MORGONN MCMICHAEL: ACLU now representing convicted baby murderer seeking taxpayer-funded sex change

The Indiana branch of the American Civil Liberties Union (ACLU) filed a lawsuit against the state on behalf of a convicted murderer who is now seeking to undergo a taxpayer-funded sex change procedure.

The ACLU’s lawsuit seeks to block a state law HB 1569, signed by Indiana Governor Eric Holcomb, which prevents inmates from receiving taxpayer-funded “gender-affirming care” while in prison. The law received widespread criticism from progressive organizations that condemned the Governor’s actions with lengthy, incoherent statements.

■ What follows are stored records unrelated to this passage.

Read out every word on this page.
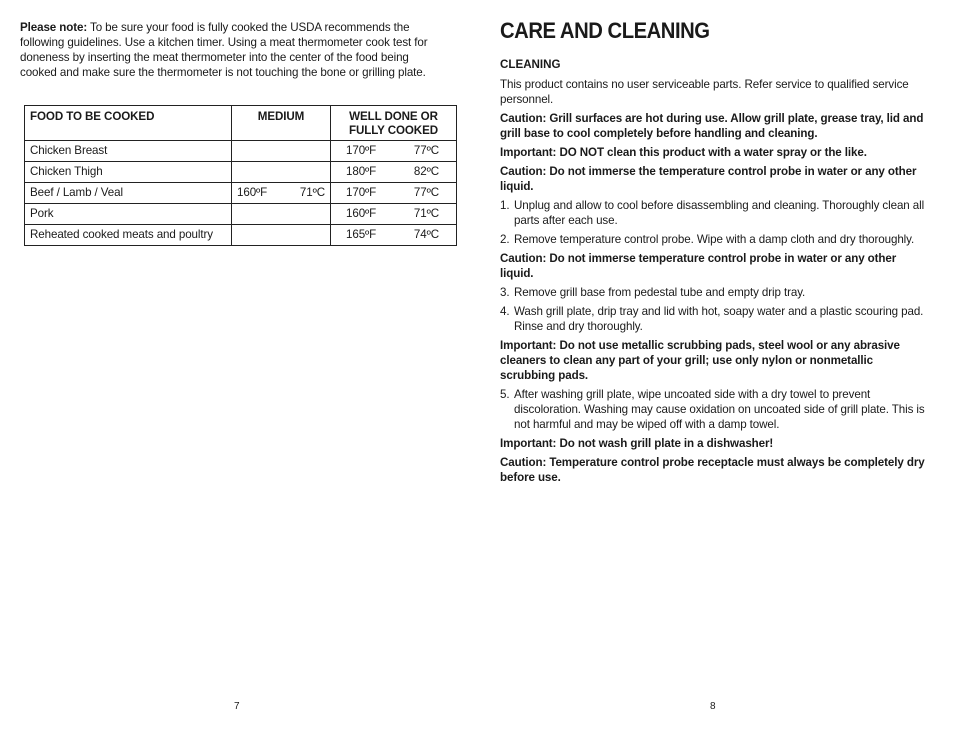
Please note: To be sure your food is fully cooked the USDA recommends the following guidelines. Use a kitchen timer. Using a meat thermometer cook test for doneness by inserting the meat thermometer into the center of the food being cooked and make sure the thermometer is not touching the bone or grilling plate.
FOOD TO BE COOKED	MEDIUM	WELL DONE OR FULLY COOKED
Chicken Breast		170ºF 77ºC

Chicken Thigh		180ºF 82ºC

Beef / Lamb / Veal	160ºF 71ºC	170ºF 77ºC

Pork		160ºF 71ºC

Reheated cooked meats and poultry		165ºF 74ºC
7
CARE AND CLEANING
CLEANING
This product contains no user serviceable parts. Refer service to qualified service personnel.
Caution: Grill surfaces are hot during use. Allow grill plate, grease tray, lid and grill base to cool completely before handling and cleaning.
Important: DO NOT clean this product with a water spray or the like.
Caution: Do not immerse the temperature control probe in water or any other liquid.
1. Unplug and allow to cool before disassembling and cleaning. Thoroughly clean all parts after each use.
2. Remove temperature control probe. Wipe with a damp cloth and dry thoroughly.
Caution: Do not immerse temperature control probe in water or any other liquid.
3. Remove grill base from pedestal tube and empty drip tray.
4. Wash grill plate, drip tray and lid with hot, soapy water and a plastic scouring pad. Rinse and dry thoroughly.
Important: Do not use metallic scrubbing pads, steel wool or any abrasive cleaners to clean any part of your grill; use only nylon or nonmetallic scrubbing pads.
5. After washing grill plate, wipe uncoated side with a dry towel to prevent discoloration. Washing may cause oxidation on uncoated side of grill plate. This is not harmful and may be wiped off with a damp towel.
Important: Do not wash grill plate in a dishwasher!
Caution: Temperature control probe receptacle must always be completely dry before use.
8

The Human Rights Campaign senior counsel, for example, said, “Incarcerated transgender people already face higher rates of discrimination, violence, and harassment, especially when incarcerated. Gender-affirming healthcare is healthcare – healthcare that the state assumes responsibility for when a person is incarcerated. Especially when incarcerated.”

HB 1569 states, “[t]he department [of correction] may not authorize the payment of money, the use of any state resources, or the payment of any federal money administered by the state to provide or facilitate sexual reassignment surgery to an offender patient.” The inmate represented by the ACLU, Jonathan Richardson, who now requests to go by the feminine name, Autumn Cordellioné, was sentenced to 55 years in prison after he brutally murdered an 11-month-old baby. Richardson’s earliest possible release date would be in 2027. The lawsuit refers to 41-year-old Richardson as “an adult transgender female prisoner confined in a male institution within the Indiana Department of Correction,”and makes little mention of the heinous actions that landed him in prison.

In the complaint, the ACLU alleges that HB 1569, which prevents Richardson from receiving a “medically necessary” sex change operation, “violates the Eighth Amendment” — an argument that would mean denying him this surgery constitutes “cruel and unusual punishment.”

According to the state’s Department of Corrections records, Richardson murdered his 11-month-old stepdaughter in 2001 in Evansville, Indiana while her mother was at work. Court documents from a failed appeal Richardson filed in 2003 concluded that the infant’s autopsy “showed that [she] died of asphyxiation by manual strangulation.”

During one of several police interviews, Richardson said the infant was acting “fussier than usual” and he ;“attempted to throw her up in the air repeatedly in an effort to calm her down,” according to Reduxx. “He said her ‘head bopped forward and back up in a rough type of a manner,’ and that the child continued to cry so he proceeded to shake her aggressively in an effort to calm her down,”the outlet explained.

Richardson reportedly told a prison official after his attempted appeal failed, “All I know is I killed the little f***ing b***h.”

The ACLU’s complaint claims that Richardson was diagnosed with gender dysphoria while serving time at Branchville Correctional Facility, a men’s prison in Indiana, where he was prescribed “a female hormone and testosterone.” The suit alleges that Richardson suffers from “serious depression and anxiety” as a result of his gender dysphoria, making the sex change operation “medically necessary.”
 

Trans Hoosiers — incarcerated or not — have a right to access to the medical care they need.

Preventing people from accessing medically-necessary care, simply because they are transgender, is unconstitutional discrimination. #SeeYouInCourthttps://t.co/hq8bmMAbTY

— ACLU of Indiana (@ACLUIndiana) August 28, 2023
The complaint then makes a wildly outlandish claim that “Transgender women without access to appropriate [medical] care may resort to attempting auto-castration in order to alleviate their distress.” A study found in the NIH’s Library of Medicine from 2016 refutes the ACLU’s claim by explaining, “One of the rarest behaviors in the world is the act of genital self-mutilation.”

The ACLU’s suit continues by referencing WPATH treatment guidelines, which do not advise or require a thorough analysis of a person’s mental health and stability before recommending “gender-affirming” surgeries to patients. The complaint states that Richardson was able to “obtain bars [SIC], panties, make up, and form fitting clothing” to feel more feminine in a male prison.

The office of Indiana’s Attorney General, Todd Rokita, responded to the lawsuit, stating “The approximate cost of these surgeries ranges from $10,000 to $150,000.”

“This is not necessary medical treatment – it is an atrocity,” the statement continued. “This should be common sense, which is something the ACLU continuously ignores. We will not back down and will continue to back the rule of law.”